Back to steroid withdrawal – I had read that other less addictive steroids like hydrocortisone, or other medications such as Ritalin and Focalin, could possibly help wean Nige off in a less brutal way. Doc pooh-poohed that idea without any real conviction or interest – I wasn’t convinced he actually knew what he was talking about as he usually get’s things wrong (note to self, check with private oncologist).

To finish off our cheerful appointment, the Doc decided to point out the fucking obvious and remind Nige to make the most of things while he was feeling good. Okay that’s fine, good advice, but why did he also have to add “the cupboard is looking pretty bare for you treatment wise, if it comes back there’s not really much more we can do”. Yep maybe on your watch, but hey that’s why we see an oncologist that looks for solutions rather than lying down and giving up. As I’ve told you lovely readers before, if Nige’s cancer hangs on for 6 months, optimistic Doc reckons we can try the same chemo – Pemetrexed – again and probably get similar results. Happy Doc also told us that Pemetrexed could be available through the public health system by the end of this year. Pessimistic Doc hadn’t heard anything about this. We had a jolly old chuckle when he let slip that the public system would probably receive some generic cheap version of it – oh he he he!

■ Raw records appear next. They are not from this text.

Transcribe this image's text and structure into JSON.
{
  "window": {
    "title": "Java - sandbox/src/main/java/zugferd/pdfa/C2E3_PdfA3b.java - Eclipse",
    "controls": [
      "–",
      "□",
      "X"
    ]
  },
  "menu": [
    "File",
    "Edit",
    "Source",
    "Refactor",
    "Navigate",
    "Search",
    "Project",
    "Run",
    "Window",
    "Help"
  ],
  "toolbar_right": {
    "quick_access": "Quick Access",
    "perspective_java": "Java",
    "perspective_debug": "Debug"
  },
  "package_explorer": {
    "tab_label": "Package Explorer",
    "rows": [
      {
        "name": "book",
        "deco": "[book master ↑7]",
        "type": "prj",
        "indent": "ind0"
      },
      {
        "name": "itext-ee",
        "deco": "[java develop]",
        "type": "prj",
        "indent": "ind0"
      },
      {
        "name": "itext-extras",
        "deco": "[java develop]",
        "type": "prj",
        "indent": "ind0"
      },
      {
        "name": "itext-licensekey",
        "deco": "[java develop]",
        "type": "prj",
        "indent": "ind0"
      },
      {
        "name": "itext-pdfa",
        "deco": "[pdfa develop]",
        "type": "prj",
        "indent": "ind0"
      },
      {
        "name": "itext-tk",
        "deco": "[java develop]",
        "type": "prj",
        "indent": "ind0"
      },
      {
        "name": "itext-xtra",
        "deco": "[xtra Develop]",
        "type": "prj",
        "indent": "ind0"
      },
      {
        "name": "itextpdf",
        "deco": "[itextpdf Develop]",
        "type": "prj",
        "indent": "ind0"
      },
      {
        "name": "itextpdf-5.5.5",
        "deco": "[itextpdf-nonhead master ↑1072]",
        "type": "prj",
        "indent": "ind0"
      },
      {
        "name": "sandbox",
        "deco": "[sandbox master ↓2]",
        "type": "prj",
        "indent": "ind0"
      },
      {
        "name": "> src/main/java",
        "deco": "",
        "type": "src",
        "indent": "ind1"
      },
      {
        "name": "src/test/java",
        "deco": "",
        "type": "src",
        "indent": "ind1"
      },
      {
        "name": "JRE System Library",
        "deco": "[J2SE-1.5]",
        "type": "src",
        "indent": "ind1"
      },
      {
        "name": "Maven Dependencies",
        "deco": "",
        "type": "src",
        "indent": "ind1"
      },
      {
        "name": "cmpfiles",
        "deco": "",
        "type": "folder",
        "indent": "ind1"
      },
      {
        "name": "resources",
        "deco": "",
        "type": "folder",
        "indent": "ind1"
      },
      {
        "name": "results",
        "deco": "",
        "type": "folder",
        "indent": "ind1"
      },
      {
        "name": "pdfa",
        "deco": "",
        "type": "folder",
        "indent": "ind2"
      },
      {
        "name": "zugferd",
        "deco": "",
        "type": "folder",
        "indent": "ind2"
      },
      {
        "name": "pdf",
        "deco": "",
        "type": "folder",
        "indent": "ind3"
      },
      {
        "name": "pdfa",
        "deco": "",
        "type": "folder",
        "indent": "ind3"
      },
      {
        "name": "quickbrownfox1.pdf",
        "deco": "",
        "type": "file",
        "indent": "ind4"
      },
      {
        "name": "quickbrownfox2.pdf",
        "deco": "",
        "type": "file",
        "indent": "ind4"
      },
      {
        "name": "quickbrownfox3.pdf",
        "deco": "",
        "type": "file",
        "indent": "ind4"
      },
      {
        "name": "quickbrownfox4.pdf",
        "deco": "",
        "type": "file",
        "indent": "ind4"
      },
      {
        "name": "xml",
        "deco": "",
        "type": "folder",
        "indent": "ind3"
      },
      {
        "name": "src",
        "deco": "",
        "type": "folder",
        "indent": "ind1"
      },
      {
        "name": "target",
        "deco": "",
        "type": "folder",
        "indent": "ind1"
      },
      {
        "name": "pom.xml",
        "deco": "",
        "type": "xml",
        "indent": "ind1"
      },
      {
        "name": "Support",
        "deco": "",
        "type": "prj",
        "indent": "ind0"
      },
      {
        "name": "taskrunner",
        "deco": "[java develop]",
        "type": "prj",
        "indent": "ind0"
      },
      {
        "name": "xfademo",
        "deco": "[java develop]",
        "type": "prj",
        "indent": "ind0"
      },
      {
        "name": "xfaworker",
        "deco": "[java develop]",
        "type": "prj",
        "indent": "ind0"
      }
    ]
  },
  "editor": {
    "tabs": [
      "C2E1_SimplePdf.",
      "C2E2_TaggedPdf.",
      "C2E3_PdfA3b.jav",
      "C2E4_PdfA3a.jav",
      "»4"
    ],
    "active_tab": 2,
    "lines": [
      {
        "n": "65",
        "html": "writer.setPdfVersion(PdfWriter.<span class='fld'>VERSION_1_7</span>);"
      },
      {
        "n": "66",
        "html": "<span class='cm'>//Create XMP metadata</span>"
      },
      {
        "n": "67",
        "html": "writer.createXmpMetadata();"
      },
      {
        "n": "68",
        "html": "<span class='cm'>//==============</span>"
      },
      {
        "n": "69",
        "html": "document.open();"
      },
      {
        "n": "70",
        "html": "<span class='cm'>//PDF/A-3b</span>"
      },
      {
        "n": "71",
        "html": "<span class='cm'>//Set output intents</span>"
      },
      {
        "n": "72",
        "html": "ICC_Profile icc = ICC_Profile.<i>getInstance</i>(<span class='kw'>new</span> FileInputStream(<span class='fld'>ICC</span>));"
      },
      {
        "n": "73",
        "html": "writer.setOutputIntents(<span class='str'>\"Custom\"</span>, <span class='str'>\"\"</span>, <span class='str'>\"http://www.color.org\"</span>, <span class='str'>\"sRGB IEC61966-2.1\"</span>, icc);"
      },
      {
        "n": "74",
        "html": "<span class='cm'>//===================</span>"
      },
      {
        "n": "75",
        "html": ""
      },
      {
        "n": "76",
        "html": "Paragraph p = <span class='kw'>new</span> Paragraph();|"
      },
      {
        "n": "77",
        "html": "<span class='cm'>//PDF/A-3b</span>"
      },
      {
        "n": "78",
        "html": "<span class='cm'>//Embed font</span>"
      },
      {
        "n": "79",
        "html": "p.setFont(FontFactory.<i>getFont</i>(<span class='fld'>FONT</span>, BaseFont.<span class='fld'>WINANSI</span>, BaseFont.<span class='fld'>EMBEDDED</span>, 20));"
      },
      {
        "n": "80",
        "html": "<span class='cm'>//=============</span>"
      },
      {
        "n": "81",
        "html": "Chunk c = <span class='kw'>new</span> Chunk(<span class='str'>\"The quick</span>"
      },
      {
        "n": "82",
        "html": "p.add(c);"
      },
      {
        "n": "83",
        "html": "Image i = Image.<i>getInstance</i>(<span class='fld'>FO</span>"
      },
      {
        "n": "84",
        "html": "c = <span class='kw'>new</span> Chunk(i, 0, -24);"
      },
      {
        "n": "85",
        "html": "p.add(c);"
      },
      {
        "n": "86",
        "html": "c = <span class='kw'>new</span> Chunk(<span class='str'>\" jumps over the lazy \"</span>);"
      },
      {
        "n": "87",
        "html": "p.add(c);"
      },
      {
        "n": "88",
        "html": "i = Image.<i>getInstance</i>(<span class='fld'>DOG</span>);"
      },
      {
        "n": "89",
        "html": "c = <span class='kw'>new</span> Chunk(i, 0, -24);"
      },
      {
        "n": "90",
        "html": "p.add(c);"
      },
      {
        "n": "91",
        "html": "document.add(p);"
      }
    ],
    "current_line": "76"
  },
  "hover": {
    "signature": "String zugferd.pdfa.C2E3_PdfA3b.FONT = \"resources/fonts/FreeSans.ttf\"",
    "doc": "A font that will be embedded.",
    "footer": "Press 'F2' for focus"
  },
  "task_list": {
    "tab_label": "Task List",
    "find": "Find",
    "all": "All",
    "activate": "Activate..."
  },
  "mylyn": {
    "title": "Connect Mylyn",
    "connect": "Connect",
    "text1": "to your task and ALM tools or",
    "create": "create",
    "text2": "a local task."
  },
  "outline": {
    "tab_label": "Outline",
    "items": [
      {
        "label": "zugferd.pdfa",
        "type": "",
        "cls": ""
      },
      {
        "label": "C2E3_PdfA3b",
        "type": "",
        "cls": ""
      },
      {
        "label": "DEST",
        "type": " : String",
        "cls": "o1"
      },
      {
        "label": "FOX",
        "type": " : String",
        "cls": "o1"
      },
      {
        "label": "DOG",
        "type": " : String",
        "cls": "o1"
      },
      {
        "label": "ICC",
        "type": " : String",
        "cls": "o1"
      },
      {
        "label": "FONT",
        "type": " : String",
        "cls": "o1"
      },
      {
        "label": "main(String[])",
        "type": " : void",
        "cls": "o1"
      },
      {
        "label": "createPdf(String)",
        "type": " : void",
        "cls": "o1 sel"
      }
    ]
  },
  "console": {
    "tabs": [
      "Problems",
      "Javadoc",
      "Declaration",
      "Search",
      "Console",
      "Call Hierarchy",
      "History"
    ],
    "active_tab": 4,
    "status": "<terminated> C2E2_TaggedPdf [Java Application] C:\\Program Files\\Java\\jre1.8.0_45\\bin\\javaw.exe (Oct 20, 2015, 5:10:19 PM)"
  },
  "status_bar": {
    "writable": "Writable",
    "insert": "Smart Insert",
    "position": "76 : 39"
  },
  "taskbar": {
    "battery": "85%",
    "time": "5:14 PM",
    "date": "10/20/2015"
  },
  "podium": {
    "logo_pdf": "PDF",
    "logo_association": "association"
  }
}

A couple of good things did come out of the visit to the ward of doom. Firstly, Nige started taking another half a steroid and is feeling better today. In the meantime, he’ll contact his private oncologist and make sure we are on the best course of action for Nige, because after all, that’s all we’ve ever tried to achieve for him. Secondly public Doc agreed to do Nige’s next scan publicly, which saves us some coin. Usually they don’t scan a person in Nige’s position until symptoms present – i.e. when it’s probably too late to do anything. It does make me wonder how many early stage cancers become late stage due to this non-prevention method. Sad if it’s true. Scanning Nige publicly seemed like a no brainer to me, we’re not uber-rich, we’re just doing what we can to save our Nige, but hey I am grateful because it could always be worse and in NZ we are still a lot better off than other countries. I may rant and rave here as that is my outlet and it stops me from murdering certain people (ha ha), but I am still grateful we have a public health system at all, and know there are a ton of amazing people working in it everyday doing their best to make a sick person’s day a little brighter.

However, I still can’t help but think I’d rather keep my privates in private healthcare, if I had the choice.